My friend talks about the importance of clean drinking water and the invention of hygiene. We move onto an extremely highbrow game I’ve invented, where – in rooms lined with paintings of bug-eyed, raw sausage-skinned men – we have to choose which one we’d bang. The fact we’re both gay women lends us a certain amount of objectivity, I think.


Alexander McQueen and Isabella Blow by David LaChapelle, 1996 © David LaChapelle Courtesy Fred Torres Collaborations

Our gayness, weirdly, is also the reason we’re at the gallery in the first place. We’re here to see the NPG’s Speak its Name! display; photographic portraits of a selection of out-and-proud celebrities, accompanied by inspirational quotes about coming out as gay or bi. The kind of thing irritating people share on Facebook as a substitute for having an opinion.

Managing to tear ourselves away from walls and walls of TILFs (Tudors I’d… you know the rest), we arrive at the recently more Angela Eagle-ish part of the gallery. Eagle, the second ever British MP to come out as lesbian, occupies a wall in the NPG, along with Will Young, Tom Daley, Jackie Kay, Ben Whishaw, Saffron Burrows and Alexander McQueen.

Speak its Name!, referring to what was described by Oscar Wilde’s lover Lord Alfred Douglas as “the love that dare not speak its name”, commemorates 50 years (in 2017) since the partial decriminalisation of male homosexuality in England and Wales.

“Exhibition” is maybe a grandiose term for a little queer wall in an old building full, for the most part, of paintings of probably bigoted straight white guys who are turning like skeletal rotisserie chickens in their graves at the thought of their portraits inhabiting the same space as known homosexual diver Tom Daley.

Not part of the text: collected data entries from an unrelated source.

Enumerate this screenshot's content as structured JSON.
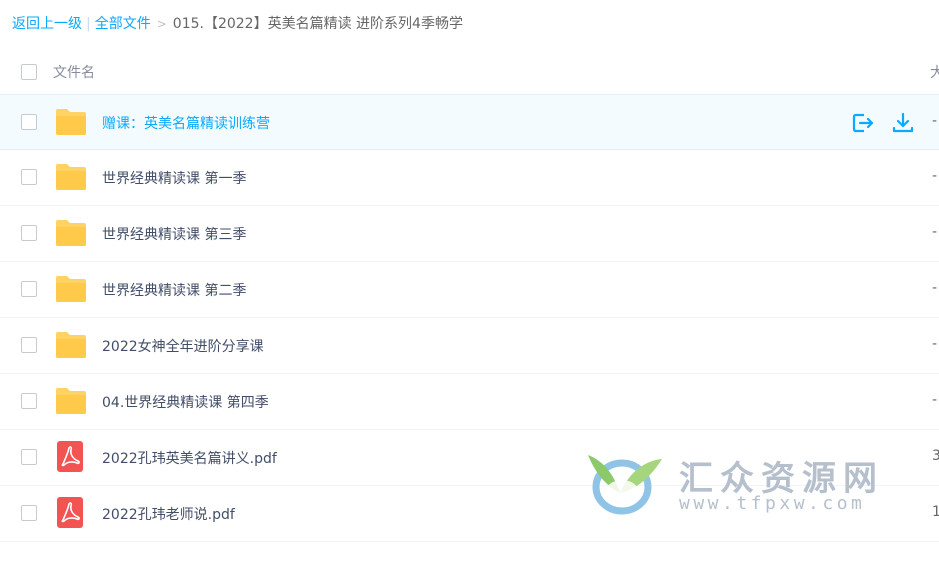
{
  "breadcrumb": {
    "back": "返回上一级",
    "separator": "|",
    "all_files": "全部文件",
    "chevron": ">",
    "current": "015.【2022】英美名篇精读 进阶系列4季畅学"
  },
  "header": {
    "name_label": "文件名",
    "size_label_partial": "大"
  },
  "files": [
    {
      "name": "赠课：英美名篇精读训练营",
      "type": "folder",
      "size": "-"
    },
    {
      "name": "世界经典精读课 第一季",
      "type": "folder",
      "size": "-"
    },
    {
      "name": "世界经典精读课 第三季",
      "type": "folder",
      "size": "-"
    },
    {
      "name": "世界经典精读课 第二季",
      "type": "folder",
      "size": "-"
    },
    {
      "name": "2022女神全年进阶分享课",
      "type": "folder",
      "size": "-"
    },
    {
      "name": "04.世界经典精读课 第四季",
      "type": "folder",
      "size": "-"
    },
    {
      "name": "2022孔玮英美名篇讲义.pdf",
      "type": "pdf",
      "size": "3"
    },
    {
      "name": "2022孔玮老师说.pdf",
      "type": "pdf",
      "size": "1"
    }
  ],
  "icons": {
    "folder": "folder-icon",
    "pdf": "pdf-icon",
    "share": "share-icon",
    "download": "download-icon"
  },
  "watermark": {
    "title": "汇众资源网",
    "url": "www.tfpxw.com"
  },
  "colors": {
    "link": "#09aaff",
    "folder": "#ffd264",
    "pdf": "#f25454",
    "hover_row": "#f4fbff"
  }
}
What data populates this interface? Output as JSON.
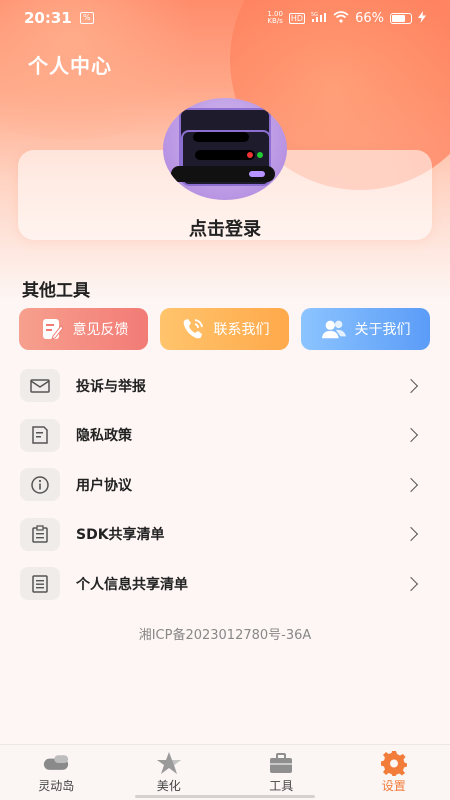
{
  "status_bar": {
    "time": "20:31",
    "notif_label": "%",
    "speed_top": "1.00",
    "speed_bottom": "KB/s",
    "hd": "HD",
    "network": "5G",
    "battery": "66%"
  },
  "header": {
    "title": "个人中心"
  },
  "profile": {
    "login_label": "点击登录"
  },
  "tools": {
    "title": "其他工具",
    "buttons": [
      {
        "label": "意见反馈",
        "icon": "feedback-icon"
      },
      {
        "label": "联系我们",
        "icon": "phone-icon"
      },
      {
        "label": "关于我们",
        "icon": "users-icon"
      }
    ]
  },
  "menu": {
    "items": [
      {
        "label": "投诉与举报",
        "icon": "mail-icon"
      },
      {
        "label": "隐私政策",
        "icon": "document-icon"
      },
      {
        "label": "用户协议",
        "icon": "info-icon"
      },
      {
        "label": "SDK共享清单",
        "icon": "clipboard-icon"
      },
      {
        "label": "个人信息共享清单",
        "icon": "list-doc-icon"
      }
    ]
  },
  "footer": {
    "icp": "湘ICP备2023012780号-36A"
  },
  "tabbar": {
    "tabs": [
      {
        "label": "灵动岛",
        "icon": "island-icon"
      },
      {
        "label": "美化",
        "icon": "star-icon"
      },
      {
        "label": "工具",
        "icon": "toolbox-icon"
      },
      {
        "label": "设置",
        "icon": "gear-icon"
      }
    ],
    "active_index": 3
  },
  "colors": {
    "accent": "#f27c3a",
    "feedback": "#f27b76",
    "contact": "#ffa94b",
    "about": "#5b9cf7"
  }
}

Tom Daley By Bettina von Zwehl, 2010 © Bettina von Zwehl

When you’re gay, or LBTQ, you make little pilgrimages to “exhibitions” like this. You probably don’t expect anything mind-blowing or world-changing, but you appreciate the effort. Unless you’re one of those “fuck The Establishment and literally everything to do with it” queers. In which case, fair. Don’t come to this exhibition. You’ll hate it. But you probably know that already.

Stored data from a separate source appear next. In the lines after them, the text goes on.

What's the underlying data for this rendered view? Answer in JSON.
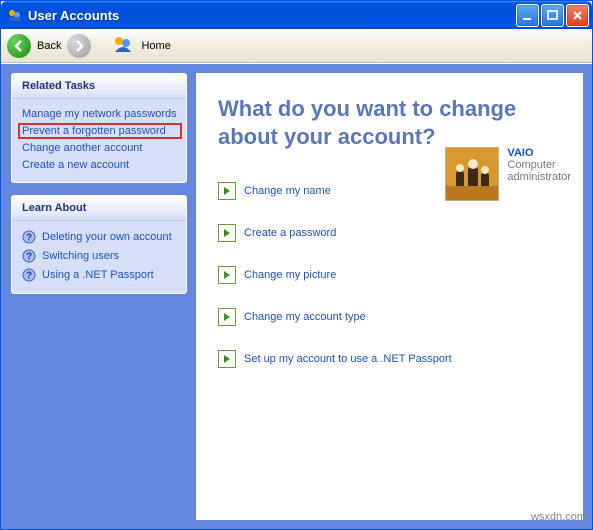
{
  "window": {
    "title": "User Accounts"
  },
  "toolbar": {
    "back": "Back",
    "home": "Home"
  },
  "sidebar": {
    "related_header": "Related Tasks",
    "related": [
      "Manage my network passwords",
      "Prevent a forgotten password",
      "Change another account",
      "Create a new account"
    ],
    "learn_header": "Learn About",
    "learn": [
      "Deleting your own account",
      "Switching users",
      "Using a .NET Passport"
    ]
  },
  "main": {
    "heading": "What do you want to change about your account?",
    "actions": [
      "Change my name",
      "Create a password",
      "Change my picture",
      "Change my account type",
      "Set up my account to use a .NET Passport"
    ],
    "user": {
      "name": "VAIO",
      "role1": "Computer",
      "role2": "administrator"
    }
  },
  "watermark": "wsxdn.com"
}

But I think I like having Tudors and known homosexuals in the same hallowed space. Of course, Angela Eagle et al aren’t the NPG’s first queer inhabitants. Being non-hetero, you see, isn’t a modern invention. From David Hockney to Radclyffe Hall, the NPG’s collection is not entirely devoid of Gay. But sometimes context is important. Albeit one rather tiny wall dedicated to the bravery of coming out is – I hate to say it – sort of heart-warming.


Angela Eagle by Victoria Carew Hunt, 1998 © Victoria Carew Hunt / National Portrait Gallery, London

Plus, look at Eagle up there on the “yay for gay” wall. All smiley like that whole “running for Labour leader and getting called a treacherous dyke by zealots” thing never happened.

I can’t say I feel particularly inspired. The quotes are mostly the usual “coming out was scary”-type fare, which people like me have read, lived and continue to live almost every day. This is all quite mundane to queers, but you can pretty much guarantee that some straight visitors to the NPG will be scandalised by Speak its Name! And I guess that’s the whole point.

Eleanor Margolis is a freelance journalist, whose "Lez Miserable" column appears weekly on the New Statesman website.